I have to confess I got totally consumed by the House with The Garden in the past few days. Well, more The House than The Garden to be honest, but it has been a joyful and long awaited bonding from both sides. Now, that Monsieur Thesis is not between us no more and neither any kind of third parties in connection with education, we can fully blossom our admiration towards each other. I had so much to write about, but it was 1am during the past three days by the time I got to switch on my laptop and fall asleep straight after opening the page only typing up ‘Day 135’, ‘Day 136’, but today I made sure I set down during the day and finally write. It is almost 3pm.
It’s incredible how much stuff I horded together during the past 10 years of studying. I have more beads and threads than some of the haberdashery shops. I have been meaning to sort my arts and crafts stuff out for years, but finally I started yesterday. I have a 3 door wardrobe to go through, several boxes and suitcases showed under the staircase and the tables. I started to put everything in order: beads, threads, ribbons, buttons, so on in separate boxes and clear plastic sleeves. I even keep little pieces of fabrics and threads for the textile art pictures I so love making and haven’t had a chance to do so during the past 6 years at uni. Finally, I also started to change the curtains and alter them to the right lengths. I still had those ones I got from the neighbours when I was an Au-Pair years and years ago, after they changed theirs. When I came home for a gap year I put them up on the windows of The House with The Garden, but because it has incredible big windows it looked like I shrank the curtains as they were short on the length and narrow on the sides.
Couple of years ago during my spending spree I bought new curtains for The House and finally I started to put the winter ones up. They make wonders in the insulation and they do block the sun out, so if I don’t set my alarm I just sleep until lunchtime. But this is what holidays are for, isn’t it? It starts to get really cold outside, which sets the scene for a perfect Hungarian Christmas. Dad came around and cut out a pine tree from The Garden, which is going to be my Christmas tree and he also helped me to change the furniture around. These little encounters are quite significant as we have not much relationship built up. I made sure I praised him for his help and reminded him, that there is no swearing in The House, which made it really easy to get on with the jobs. We talked about his mum a wee bit as he got a group photo of a play she was in from his uncle, who knows how much I long to know more about Granny Fodor. Apparently, as dad and other people who remember her told me, I totally resemble her even with my talk and gestures.
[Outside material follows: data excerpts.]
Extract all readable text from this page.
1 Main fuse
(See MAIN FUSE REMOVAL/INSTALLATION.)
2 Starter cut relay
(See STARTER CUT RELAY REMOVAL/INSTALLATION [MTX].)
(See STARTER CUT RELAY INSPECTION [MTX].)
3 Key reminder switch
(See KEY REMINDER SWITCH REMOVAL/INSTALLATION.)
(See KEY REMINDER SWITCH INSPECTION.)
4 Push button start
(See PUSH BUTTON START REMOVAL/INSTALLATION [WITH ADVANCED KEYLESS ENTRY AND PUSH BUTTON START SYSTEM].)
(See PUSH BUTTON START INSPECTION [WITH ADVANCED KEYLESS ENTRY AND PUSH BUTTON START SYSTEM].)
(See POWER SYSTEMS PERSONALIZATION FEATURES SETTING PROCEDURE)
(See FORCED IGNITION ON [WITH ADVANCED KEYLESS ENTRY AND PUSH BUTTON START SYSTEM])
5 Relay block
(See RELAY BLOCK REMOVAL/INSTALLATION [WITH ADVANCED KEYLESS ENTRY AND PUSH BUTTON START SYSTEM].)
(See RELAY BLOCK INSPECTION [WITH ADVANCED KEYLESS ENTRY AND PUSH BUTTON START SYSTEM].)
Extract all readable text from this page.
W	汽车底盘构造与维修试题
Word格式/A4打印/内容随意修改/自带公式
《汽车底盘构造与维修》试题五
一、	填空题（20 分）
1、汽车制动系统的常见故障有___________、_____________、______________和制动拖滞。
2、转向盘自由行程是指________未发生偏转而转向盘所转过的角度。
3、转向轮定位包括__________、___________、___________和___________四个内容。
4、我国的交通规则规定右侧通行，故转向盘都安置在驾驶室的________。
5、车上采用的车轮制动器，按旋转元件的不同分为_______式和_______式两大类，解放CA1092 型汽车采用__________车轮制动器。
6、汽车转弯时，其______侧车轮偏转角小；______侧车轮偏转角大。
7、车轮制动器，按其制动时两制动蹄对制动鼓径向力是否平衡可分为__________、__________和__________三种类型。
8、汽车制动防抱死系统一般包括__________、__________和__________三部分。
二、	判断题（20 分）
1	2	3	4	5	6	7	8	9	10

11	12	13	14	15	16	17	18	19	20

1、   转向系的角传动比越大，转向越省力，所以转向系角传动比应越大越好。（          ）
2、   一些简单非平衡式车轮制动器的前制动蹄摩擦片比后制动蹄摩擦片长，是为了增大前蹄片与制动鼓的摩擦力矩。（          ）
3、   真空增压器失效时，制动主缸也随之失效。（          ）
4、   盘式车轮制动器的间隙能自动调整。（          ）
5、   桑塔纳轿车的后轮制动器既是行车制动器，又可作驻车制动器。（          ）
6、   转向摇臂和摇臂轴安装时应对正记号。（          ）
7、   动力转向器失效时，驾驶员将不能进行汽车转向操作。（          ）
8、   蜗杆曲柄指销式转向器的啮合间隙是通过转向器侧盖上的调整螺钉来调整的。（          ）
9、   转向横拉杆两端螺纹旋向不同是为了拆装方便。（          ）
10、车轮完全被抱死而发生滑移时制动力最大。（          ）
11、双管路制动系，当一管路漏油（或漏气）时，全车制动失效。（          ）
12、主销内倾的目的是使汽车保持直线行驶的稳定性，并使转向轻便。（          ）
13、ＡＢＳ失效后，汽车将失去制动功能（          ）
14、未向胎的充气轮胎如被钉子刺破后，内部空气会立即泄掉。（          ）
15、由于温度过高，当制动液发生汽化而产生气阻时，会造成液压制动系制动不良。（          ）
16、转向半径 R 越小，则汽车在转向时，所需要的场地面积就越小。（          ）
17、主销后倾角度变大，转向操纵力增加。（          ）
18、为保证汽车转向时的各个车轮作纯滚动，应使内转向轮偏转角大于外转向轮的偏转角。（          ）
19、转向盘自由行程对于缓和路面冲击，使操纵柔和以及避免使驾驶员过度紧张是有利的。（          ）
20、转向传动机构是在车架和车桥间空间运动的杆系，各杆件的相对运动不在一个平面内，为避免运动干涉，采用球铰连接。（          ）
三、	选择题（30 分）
She died when dad was only 4. It was a tragic death of her generation ruled by government policies of child birth and a hard loveless marriage oppressed by being on the village rich list at the dawn of communism, which was the dusk of the strong and hard-working village farmer class branded as ‘kulaks’ from one day to another. Dad very rarely speaks about his mum. First time just over 10 years ago we both cried when I asked him questions, he was very drunk and told me when she died he was looking for her everywhere even under the bed, but he couldn’t find her. As I am getting older and going through my own struggles I become more understanding with his sorrows, which shaped that formless attachment between us (mum, brother and me) and him. He said today, sober, he remembers his mum laying on the bed sick and being cared for, a piece of clothes being soaked in cold water on touching her face, but it was too late. It always makes me very emotional when we talk about this and I am so grateful for God for my mum, who was sitting in the middle of craft boxes with me yesterday as we sorted the reminders of the past ten years.